Scoban yesterday signalled continuing progress in its challenging launch phase by attracting senior banker Graeme Hartop as managing director.
Mr Hartop, managing director of Scottish Widows Bank since 2003, said: "It is a hugely exciting time to be joining Scoban as I believe the timing is perfect to deliver a new, high quality private banking proposition in the UK.
"The chance to become involved and help shape this new venture is very appealing to me and I believe there are great prospects ahead for this business."
Ray Entwistle, chairman of Scoban, said: "I am delighted that Graeme is joining our team and brings with him the experience of running a banking business, showing foresight throughout the troubles of 2008, and defining a strategy that made Scottish Widows Bank a very successful operation."

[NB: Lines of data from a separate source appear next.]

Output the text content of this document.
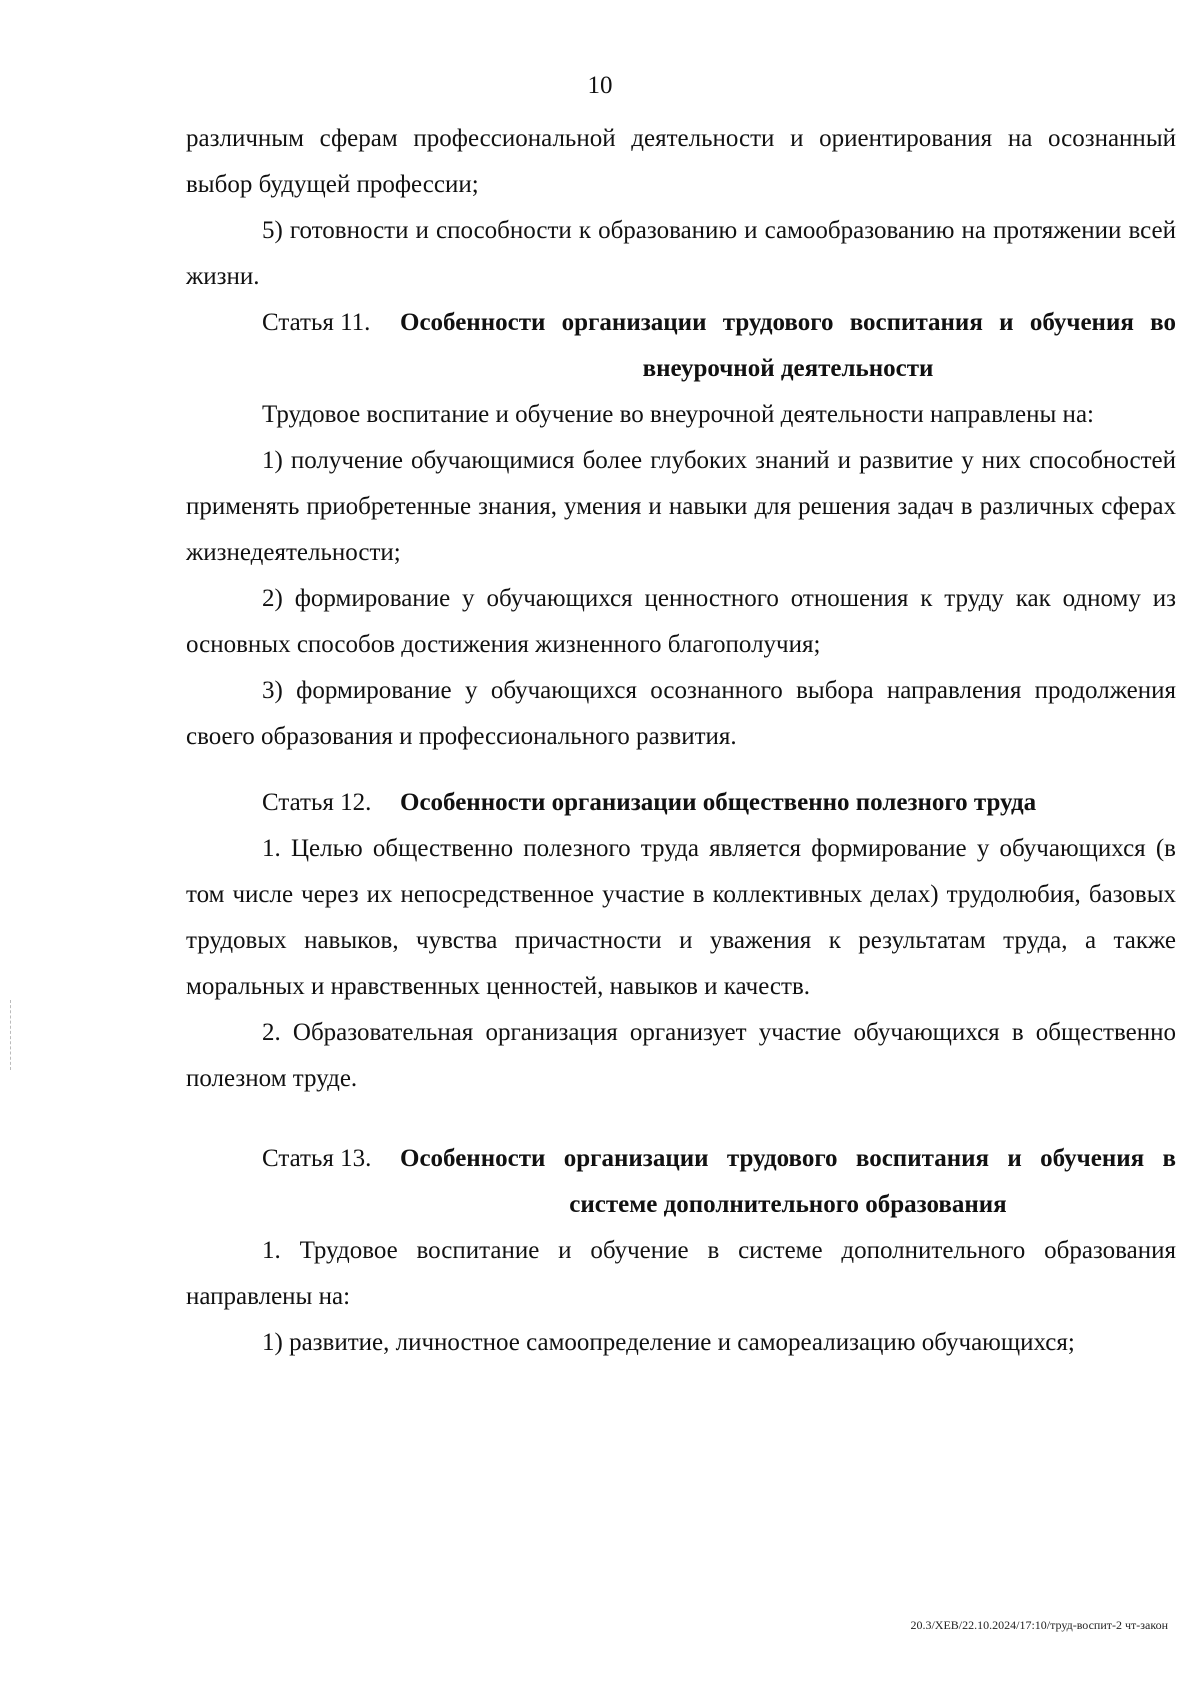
10

различным сферам профессиональной деятельности и ориентирования на осознанный выбор будущей профессии;

5) готовности и способности к образованию и самообразованию на протяжении всей жизни.

Статья 11.	Особенности организации трудового воспитания и обучения во внеурочной деятельности

Трудовое воспитание и обучение во внеурочной деятельности направлены на:

1) получение обучающимися более глубоких знаний и развитие у них способностей применять приобретенные знания, умения и навыки для решения задач в различных сферах жизнедеятельности;

2) формирование у обучающихся ценностного отношения к труду как одному из основных способов достижения жизненного благополучия;

3) формирование у обучающихся осознанного выбора направления продолжения своего образования и профессионального развития.

Статья 12.	Особенности организации общественно полезного труда

1. Целью общественно полезного труда является формирование у обучающихся (в том числе через их непосредственное участие в коллективных делах) трудолюбия, базовых трудовых навыков, чувства причастности и уважения к результатам труда, а также моральных и нравственных ценностей, навыков и качеств.

2. Образовательная организация организует участие обучающихся в общественно полезном труде.

Статья 13.	Особенности организации трудового воспитания и обучения в системе дополнительного образования

1. Трудовое воспитание и обучение в системе дополнительного образования направлены на:

1) развитие, личностное самоопределение и самореализацию обучающихся;

20.3/XEB/22.10.2024/17:10/труд-воспит-2 чт-закон
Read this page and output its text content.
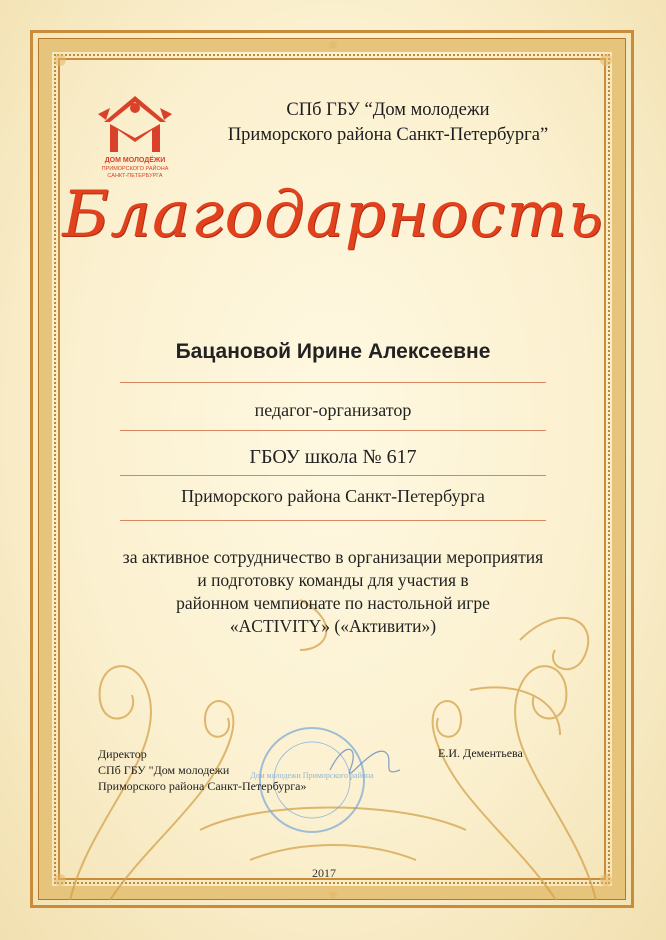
ДОМ МОЛОДЁЖИ
ПРИМОРСКОГО РАЙОНА
САНКТ-ПЕТЕРБУРГА
СПб ГБУ “Дом молодежи
Приморского района Санкт-Петербурга”
Благодарность
Бацановой Ирине Алексеевне
педагог-организатор
ГБОУ школа № 617
Приморского района Санкт-Петербурга
за активное сотрудничество в организации мероприятия
и подготовку команды для участия в
районном чемпионате по настольной игре
«ACTIVITY» («Активити»)
Дом молодежи Приморского района
Директор
СПб ГБУ "Дом молодежи
Приморского района Санкт-Петербурга»
Е.И. Дементьева
2017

The appointment suggests that Scoban, launched by the former Adam and Co chief executive Mr Entwistle two years ago in the teeth of the regulatory crackdown on banks, has helped to influence and will benefit from a review by the Financial Services Authority of "barriers to entry" in the banking market.
The FSA is due to publish the review next month. It will address whether the hurdles set for new entrants are unnecessarily restrictive, including the size of capital adequacy requirements.
Scoban, which has been in discussions with potential backers over the bank's eventual name, has previously said it could be required to have £75m to £100m of capital before opening its doors. Mr Entwistle said Mr Hartop's appointment came "as we work very closely with the FSA to gain our banking licence and I am of course pleased that the process for authorising newcomers to the banking marketplace is currently the subject of considered discussion".
He said Mr Hartop would submit a formal application to the FSA, or one of its two successor authorities, the newly formed prudential regulator PRA, "in the next few months with a response anticipated quite soon afterwards". A spokesman for the FSA said banking authorisation encompassed capital adequacy, conduct, systems, and controls to prevent money-laundering.
"We are reviewing that process and addressing some of the concerns – one of which is are capital levels too high – and asking is there more we can do as a regulator to make it easier for new entrants," he said.
He added: "As well as the massive capital outlay it is also quite difficult hiring personnel when you haven't actually got FSA authorisation - there is a recognition from our point of view that probably more can be done to help new entrants."
Scoban had, by mid-2012, only raised some £5m of an initial £8m fundraising target set in early 2011.
But discussions with the FSA encouraged it later last year to make key appointments and sign a 10-year lease on a Charlotte Square office.